A subtler, more effective story about the consequences of arranged marriages on a girl’s life makes for Pagglait (Netflix India). Starring Sanya Malhotra, and directed by Umesh Bist, this film underlines the sheer alienation of two people marrying because they make for a 'suitable match.' When her husband dies unexpectedly, the girl is numb and unfeeling. She did not know him well enough, let alone, fall in love with him. The discovery of her husband’s personality and individual choices, after his death, triggers a change in her approach to life. Pagglait is convincing and credible in its storytelling, especially at a time when women seek financial independence. Being married or not being married should not define a girl’s identity anymore. 

Perhaps the most powerful take on the change that marriage brings to people’s lives was in The Great Indian Kitchen (Amazon Prime Video India).

Jeo Baby’s masterpiece makes you angry, exasperated, and finally, root for the woman that leaves the punishment of a patriarchal life behind. This Malayalam language film is uncompromising in its look at the roles of a man and woman after marriage in Indian homes, irrespective of a woman’s abilities, ambitions or desires. Marriage is not a pleasant experience in this film, but that is also closer to the reality of countless Indian homes. 

Still from The Great Indian Kitchen

Sanya Malhotra also stars in Meenakshi Sunderashwar (Netflix India), a drama about long-distance marriage and the role of career choices. Co-starring Abhimanyu Dassani, this Dharmatic Entertainment film focuses on how working for a career can impact a new marriage. While the film is slow-paced, and at times, veers into off-key territory, it is a relevant story for present-day Indians. One in a marriage seeks a career in the burgeoning IT industry. This means having to take up jobs in a different city, on weird terms, and sacrificing one’s personal life to keep up with professional demands. Meenakshi Sunderashwar highlights the misunderstandings and compromises that often leave no room for a marriage to flourish. As divorce rates in India touched record levels during the pandemic, the context of this film will resonate with many. 

Sanya Malhotra and Abhimanyu Dassani in Meenakshi Sundareshwar

Netflix India released Decoupled recently, a rather mediocre interpretation of modern affluent divorce. Infantilising the fall out of a broken relationship might be easy storytelling but it only serves the purpose of distraction. On the other hand, Scenes from a Marriage (Disney+ Hotstar), a retelling of Ingmar Bergman’s critically acclaimed series by the same name, rings true for relationships everywhere. The beauty of this story is its universal appeal. While the woman is the primary bread winner and the man is a caregiver, it navigates points of fracture and break points in marriages that can apply to most people. Jessica Chastain and Oscar Isaac deliver outstanding performances that are riveting in their intensity. Sometimes a single impulsive act of fulfillment by one can devastate a marriage forever, causing it to unravel piece by piece. Because it handles separation, divorce, and life after divorce without compromise, Scenes from a Marriage stands out amongst dramas on this subject. 

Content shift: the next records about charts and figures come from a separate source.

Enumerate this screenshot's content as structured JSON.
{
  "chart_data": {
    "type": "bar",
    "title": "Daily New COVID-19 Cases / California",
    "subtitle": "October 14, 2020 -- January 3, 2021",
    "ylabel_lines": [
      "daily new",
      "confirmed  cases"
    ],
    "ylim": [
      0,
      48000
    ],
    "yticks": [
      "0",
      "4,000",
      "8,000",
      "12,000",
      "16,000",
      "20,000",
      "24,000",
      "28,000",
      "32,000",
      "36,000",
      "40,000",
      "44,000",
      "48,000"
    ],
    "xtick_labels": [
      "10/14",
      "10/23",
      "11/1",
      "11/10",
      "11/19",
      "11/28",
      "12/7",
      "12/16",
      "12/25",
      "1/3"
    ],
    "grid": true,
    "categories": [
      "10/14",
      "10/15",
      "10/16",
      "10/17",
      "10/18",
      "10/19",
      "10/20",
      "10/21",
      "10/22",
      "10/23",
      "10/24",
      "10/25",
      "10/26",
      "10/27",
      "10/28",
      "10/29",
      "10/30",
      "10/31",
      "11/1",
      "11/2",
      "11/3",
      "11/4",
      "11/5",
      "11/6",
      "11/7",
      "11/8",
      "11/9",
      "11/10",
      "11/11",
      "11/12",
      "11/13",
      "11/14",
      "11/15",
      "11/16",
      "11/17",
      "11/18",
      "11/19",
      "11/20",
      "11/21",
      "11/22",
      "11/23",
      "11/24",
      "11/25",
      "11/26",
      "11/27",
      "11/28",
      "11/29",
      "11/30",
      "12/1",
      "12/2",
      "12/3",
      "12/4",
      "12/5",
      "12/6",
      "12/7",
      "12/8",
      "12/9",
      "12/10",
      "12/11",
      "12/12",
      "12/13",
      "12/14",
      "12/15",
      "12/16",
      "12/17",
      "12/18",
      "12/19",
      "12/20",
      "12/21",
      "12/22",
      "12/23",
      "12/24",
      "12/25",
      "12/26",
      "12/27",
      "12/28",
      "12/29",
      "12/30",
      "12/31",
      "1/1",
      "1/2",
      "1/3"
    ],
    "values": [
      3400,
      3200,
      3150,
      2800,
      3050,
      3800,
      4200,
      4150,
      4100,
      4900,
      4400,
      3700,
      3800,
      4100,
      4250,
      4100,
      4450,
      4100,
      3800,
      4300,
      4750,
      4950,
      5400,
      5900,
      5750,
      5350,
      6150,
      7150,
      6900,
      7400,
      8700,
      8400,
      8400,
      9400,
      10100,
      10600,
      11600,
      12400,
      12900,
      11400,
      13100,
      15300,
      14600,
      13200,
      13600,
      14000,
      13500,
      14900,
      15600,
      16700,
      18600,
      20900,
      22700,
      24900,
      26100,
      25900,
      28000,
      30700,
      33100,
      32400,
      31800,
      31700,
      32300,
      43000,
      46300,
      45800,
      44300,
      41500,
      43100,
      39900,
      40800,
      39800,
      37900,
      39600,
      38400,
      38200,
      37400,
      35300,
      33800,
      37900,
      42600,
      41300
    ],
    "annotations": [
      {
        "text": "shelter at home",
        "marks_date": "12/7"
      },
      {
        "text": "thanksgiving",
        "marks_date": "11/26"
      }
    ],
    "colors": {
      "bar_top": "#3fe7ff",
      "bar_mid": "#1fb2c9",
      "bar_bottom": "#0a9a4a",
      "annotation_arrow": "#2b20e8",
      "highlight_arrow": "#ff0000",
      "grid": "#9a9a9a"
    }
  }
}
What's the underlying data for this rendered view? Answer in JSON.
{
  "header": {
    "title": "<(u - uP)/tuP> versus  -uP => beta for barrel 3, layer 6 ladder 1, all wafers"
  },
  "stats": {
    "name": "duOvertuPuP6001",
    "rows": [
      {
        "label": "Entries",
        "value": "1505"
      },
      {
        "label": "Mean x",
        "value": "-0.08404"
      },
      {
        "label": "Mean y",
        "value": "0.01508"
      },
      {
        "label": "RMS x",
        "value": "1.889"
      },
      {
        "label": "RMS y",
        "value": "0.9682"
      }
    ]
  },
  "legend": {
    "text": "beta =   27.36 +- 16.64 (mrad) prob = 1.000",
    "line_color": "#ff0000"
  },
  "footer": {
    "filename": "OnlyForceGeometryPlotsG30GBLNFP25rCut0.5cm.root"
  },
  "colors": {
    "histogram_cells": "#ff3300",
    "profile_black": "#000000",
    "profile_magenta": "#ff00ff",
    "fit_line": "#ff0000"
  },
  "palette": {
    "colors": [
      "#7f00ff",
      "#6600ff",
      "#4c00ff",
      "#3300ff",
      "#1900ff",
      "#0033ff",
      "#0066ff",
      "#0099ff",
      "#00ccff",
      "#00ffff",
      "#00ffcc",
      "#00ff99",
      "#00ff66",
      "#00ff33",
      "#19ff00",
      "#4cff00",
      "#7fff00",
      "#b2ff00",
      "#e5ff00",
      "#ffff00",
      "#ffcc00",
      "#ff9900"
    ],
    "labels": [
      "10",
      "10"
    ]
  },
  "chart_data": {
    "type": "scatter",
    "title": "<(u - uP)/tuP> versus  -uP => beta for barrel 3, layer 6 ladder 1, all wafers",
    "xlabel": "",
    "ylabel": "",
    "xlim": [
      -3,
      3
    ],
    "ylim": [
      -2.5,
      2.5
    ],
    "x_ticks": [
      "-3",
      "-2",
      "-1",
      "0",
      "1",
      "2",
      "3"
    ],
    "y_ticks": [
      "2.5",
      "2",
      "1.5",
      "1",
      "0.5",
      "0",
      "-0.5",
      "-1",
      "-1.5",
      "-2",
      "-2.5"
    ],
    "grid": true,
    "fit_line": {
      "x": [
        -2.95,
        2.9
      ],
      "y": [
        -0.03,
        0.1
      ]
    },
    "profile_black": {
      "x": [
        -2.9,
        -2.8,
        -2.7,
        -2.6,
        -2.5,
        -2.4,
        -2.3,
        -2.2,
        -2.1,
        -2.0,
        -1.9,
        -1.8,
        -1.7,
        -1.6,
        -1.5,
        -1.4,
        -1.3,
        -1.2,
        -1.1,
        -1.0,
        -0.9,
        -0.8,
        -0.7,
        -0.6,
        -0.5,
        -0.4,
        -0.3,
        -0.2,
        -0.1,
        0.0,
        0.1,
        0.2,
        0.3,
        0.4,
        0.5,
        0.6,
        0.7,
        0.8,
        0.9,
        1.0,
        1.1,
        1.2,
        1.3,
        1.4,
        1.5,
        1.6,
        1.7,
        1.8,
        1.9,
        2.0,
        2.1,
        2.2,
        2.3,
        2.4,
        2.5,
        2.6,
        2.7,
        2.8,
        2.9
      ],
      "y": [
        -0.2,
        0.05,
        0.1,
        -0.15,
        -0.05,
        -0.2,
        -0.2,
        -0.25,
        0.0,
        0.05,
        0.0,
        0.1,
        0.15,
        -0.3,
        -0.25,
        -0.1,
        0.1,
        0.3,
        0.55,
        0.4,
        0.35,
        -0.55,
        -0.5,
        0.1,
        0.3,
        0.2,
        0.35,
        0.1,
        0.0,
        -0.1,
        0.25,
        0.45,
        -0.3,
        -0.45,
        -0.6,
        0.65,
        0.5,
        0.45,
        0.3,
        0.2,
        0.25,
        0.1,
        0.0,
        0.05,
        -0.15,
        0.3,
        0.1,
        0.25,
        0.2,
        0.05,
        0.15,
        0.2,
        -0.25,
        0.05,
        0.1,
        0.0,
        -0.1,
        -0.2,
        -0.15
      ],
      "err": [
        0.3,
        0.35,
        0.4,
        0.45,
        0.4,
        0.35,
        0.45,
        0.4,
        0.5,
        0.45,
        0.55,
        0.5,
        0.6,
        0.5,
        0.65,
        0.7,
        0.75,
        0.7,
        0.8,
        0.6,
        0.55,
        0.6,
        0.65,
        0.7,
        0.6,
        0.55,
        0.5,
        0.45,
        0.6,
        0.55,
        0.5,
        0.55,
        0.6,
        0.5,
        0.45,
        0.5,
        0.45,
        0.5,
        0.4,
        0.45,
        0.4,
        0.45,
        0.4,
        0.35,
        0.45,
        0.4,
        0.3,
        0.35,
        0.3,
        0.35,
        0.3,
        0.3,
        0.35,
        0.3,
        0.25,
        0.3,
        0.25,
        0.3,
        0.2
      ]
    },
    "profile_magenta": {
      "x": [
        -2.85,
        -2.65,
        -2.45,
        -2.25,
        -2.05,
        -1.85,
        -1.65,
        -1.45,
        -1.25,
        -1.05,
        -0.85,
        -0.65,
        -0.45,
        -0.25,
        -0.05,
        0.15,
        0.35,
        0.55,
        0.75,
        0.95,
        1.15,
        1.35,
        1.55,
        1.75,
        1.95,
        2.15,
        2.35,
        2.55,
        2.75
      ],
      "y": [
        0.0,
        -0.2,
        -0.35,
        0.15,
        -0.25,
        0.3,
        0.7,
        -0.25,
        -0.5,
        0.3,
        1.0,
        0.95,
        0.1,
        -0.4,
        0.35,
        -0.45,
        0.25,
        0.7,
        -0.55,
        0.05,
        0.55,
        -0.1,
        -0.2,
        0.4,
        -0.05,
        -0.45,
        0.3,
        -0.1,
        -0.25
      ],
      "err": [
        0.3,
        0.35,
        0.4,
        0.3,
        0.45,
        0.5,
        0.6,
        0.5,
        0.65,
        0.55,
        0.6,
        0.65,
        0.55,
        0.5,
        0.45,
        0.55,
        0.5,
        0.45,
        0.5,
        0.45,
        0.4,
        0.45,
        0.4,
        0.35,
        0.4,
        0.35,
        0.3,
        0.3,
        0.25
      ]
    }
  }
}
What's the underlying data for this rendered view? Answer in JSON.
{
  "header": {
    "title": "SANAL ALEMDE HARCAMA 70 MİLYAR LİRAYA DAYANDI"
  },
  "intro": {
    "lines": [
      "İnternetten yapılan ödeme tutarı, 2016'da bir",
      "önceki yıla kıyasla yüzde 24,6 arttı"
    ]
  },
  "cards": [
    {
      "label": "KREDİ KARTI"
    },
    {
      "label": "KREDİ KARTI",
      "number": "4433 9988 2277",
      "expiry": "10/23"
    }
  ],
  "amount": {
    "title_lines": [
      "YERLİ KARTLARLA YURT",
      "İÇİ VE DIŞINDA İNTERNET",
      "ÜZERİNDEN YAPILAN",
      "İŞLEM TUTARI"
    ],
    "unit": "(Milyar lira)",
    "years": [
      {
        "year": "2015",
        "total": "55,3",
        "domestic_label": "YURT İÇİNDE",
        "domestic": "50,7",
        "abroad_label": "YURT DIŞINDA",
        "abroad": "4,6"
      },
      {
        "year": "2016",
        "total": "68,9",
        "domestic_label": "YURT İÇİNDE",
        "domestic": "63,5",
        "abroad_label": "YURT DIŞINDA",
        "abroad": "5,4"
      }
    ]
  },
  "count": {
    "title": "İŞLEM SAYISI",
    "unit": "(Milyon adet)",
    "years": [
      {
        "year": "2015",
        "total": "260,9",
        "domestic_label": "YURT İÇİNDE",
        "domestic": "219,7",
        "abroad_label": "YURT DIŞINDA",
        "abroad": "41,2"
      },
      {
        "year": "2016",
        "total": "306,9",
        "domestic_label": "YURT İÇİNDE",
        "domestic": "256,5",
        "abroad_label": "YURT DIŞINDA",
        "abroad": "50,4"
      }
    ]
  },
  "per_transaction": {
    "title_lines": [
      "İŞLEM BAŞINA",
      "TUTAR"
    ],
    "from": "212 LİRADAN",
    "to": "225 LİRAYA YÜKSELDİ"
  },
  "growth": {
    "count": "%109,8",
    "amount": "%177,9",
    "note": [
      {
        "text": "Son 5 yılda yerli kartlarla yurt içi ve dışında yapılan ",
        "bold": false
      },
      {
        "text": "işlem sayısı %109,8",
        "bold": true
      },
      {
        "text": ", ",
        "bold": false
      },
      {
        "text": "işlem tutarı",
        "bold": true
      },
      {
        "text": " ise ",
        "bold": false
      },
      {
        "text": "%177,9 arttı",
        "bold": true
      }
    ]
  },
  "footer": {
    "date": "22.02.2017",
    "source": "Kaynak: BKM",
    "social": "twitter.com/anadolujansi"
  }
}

Oscar Isaac and Jessica Chastain in Scenes from a Marriage

Marriages provide fertile ground for stories to be told. That the documentary, Indian Matchmaking, gained popularity worldwide last year, and also found some attention from critics, goes on to show the curiosity and interest that Indian marriages inspire. It is no longer a glitzy, straight-laced, music-laden affair on screen. Marriage is the best means to look at a rapidly altering social fabric in a fast developing nation. With the demand for stars reducing and stories that people connect with growing, marriage will blossom in its many forms and interpretations on digital content in future too.

Archita Kashyap is an experienced journalist and writer on film, music, and pop culture. She has handled entertainment content for broadcast news and digital platforms over 15 years.